Over the last year, the copper price has soared 90% with its spot price hitting highs of $10,000 a tonne for the first time since 2011. Our view is that the commodity is looming towards a supply crunch and investors should “strap on” because it still has plenty more room to run. 



Here are the key things we’re watching:

Positive US Data

The current economic outlook in the U.S remains positive as their economy grew by an annualized 6.4% in the first quarter, following a 4.3% expansion in the previous three-month period. Biden isn’t giving the market any inclination that they plan to let this pullback, having recently approved a $2.25 trillion (yes with a T) infrastructure plan which bodes well for the precious metal.

Chile's Road Blocks:

Chile is the world’s top copper producer but is currently bearing the brunt of labour strikes and falling ore grades resulting in a 1.3% slide in its output for the 10th consecutive month. Fuel was then added to the fire with Chile’s lower house of Congress recently approving an opposition-led bill that would add a tax on sales of copper which the industry fears will limit further investment and global supply. 

The Green Boom:

The environmental policies we are now seeing are the driving force behind an incoming CapEx boom. Used in everything from wind turbines to electric vehicles, copper is at the core of this clean and green transition and is expected to reap the rewards.
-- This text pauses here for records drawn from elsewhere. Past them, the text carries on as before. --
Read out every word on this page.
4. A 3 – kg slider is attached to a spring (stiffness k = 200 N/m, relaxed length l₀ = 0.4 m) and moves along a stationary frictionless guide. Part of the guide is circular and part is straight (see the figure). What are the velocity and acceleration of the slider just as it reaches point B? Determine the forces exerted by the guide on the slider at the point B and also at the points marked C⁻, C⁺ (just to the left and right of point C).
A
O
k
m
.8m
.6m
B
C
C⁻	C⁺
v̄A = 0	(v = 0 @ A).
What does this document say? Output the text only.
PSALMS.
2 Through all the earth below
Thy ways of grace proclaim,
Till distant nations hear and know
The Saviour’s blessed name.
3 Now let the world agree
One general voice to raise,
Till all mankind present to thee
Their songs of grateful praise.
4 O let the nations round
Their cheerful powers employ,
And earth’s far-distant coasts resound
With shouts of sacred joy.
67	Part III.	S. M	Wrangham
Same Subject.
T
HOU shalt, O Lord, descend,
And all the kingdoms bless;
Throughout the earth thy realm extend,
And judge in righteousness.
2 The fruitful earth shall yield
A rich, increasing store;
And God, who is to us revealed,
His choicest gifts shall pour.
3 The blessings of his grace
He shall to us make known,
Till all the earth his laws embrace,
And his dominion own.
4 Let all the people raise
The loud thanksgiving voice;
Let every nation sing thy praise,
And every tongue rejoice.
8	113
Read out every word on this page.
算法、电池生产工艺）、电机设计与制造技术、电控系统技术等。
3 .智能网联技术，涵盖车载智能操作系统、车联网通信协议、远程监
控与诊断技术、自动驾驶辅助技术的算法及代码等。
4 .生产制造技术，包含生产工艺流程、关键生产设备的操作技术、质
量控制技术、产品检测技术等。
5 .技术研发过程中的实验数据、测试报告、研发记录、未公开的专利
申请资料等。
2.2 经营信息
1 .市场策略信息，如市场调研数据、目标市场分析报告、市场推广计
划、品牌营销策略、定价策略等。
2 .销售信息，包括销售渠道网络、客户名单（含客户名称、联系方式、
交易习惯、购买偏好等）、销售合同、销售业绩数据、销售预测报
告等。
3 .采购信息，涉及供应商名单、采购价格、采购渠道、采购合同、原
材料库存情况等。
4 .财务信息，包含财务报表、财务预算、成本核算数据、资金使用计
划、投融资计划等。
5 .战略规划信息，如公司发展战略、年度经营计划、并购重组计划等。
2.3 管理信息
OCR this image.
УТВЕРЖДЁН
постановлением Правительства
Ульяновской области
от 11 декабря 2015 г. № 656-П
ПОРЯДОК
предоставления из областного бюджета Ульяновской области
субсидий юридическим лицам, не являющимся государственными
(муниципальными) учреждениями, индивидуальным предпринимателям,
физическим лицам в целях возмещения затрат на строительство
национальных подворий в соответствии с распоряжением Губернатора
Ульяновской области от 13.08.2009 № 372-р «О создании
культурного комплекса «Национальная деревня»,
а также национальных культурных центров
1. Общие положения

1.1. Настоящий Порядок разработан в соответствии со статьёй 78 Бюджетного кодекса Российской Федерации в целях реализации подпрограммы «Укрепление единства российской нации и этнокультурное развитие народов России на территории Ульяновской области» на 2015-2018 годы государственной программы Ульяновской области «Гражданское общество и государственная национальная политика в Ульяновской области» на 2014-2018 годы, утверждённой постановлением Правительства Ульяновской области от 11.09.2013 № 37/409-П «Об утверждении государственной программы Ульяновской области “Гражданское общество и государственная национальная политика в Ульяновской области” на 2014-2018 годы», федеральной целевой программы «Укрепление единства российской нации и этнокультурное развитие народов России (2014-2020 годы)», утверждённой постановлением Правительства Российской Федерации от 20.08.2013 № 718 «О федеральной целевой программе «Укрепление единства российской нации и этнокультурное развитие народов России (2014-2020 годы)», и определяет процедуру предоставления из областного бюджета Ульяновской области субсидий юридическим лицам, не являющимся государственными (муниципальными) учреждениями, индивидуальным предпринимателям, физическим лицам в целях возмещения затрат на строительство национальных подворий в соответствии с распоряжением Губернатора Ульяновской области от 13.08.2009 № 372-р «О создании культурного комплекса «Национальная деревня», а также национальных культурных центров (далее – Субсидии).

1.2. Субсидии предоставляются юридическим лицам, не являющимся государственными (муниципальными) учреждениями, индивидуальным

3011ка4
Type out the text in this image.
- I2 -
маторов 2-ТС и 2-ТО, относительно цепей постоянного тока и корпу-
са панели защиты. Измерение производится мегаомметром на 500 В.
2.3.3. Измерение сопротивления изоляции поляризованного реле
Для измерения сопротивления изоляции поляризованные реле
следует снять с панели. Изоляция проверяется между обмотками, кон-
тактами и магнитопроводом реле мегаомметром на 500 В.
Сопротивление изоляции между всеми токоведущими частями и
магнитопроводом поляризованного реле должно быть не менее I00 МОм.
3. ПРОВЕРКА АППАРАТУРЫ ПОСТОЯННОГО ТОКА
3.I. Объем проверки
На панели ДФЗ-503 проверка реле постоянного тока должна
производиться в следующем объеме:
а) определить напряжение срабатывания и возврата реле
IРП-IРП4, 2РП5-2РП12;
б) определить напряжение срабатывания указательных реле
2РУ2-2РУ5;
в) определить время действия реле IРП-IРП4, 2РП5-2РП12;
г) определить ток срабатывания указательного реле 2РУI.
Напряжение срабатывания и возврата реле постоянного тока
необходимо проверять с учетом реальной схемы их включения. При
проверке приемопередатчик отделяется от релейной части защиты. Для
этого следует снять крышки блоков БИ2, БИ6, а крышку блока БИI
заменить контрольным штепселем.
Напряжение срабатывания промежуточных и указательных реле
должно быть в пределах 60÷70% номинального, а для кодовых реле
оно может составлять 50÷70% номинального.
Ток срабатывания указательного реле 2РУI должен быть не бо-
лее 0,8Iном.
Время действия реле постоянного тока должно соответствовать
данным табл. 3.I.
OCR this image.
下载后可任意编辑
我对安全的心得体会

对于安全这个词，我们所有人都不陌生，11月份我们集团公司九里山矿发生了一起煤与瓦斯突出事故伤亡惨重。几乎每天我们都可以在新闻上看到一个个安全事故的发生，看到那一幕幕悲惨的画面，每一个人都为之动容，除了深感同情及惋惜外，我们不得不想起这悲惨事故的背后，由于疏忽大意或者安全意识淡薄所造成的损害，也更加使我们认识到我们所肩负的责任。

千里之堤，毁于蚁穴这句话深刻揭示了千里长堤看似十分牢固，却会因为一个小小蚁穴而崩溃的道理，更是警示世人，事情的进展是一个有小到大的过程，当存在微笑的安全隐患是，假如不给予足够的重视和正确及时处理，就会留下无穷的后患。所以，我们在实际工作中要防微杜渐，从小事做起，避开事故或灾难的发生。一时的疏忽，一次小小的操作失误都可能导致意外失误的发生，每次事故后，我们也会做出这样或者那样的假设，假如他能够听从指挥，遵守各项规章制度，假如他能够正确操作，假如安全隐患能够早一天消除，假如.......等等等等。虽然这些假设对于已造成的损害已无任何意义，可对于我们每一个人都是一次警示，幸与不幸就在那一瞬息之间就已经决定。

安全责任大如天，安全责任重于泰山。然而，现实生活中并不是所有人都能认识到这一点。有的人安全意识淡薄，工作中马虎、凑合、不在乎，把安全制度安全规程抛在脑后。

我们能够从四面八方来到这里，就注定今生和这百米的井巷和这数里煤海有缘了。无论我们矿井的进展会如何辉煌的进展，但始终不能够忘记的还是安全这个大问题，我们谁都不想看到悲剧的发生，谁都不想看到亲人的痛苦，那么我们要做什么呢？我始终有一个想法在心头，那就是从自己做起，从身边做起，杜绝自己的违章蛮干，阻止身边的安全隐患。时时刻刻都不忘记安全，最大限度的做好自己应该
To conceptualise the scale of the green sector growth and demand on the reddish metal, I believe Steele Li, Vice-Chair and Chief Investment Officer of China Molybdenum said it best - "We need another two Glencores".

With these structural tailwinds in place, coupled with declining inventory levels and Goldman’s record high forecasts of $15,000 / tonne, it is evident that we are witnessing a copper market deficit, in which we expect to see a spike in spot price in the short-medium term.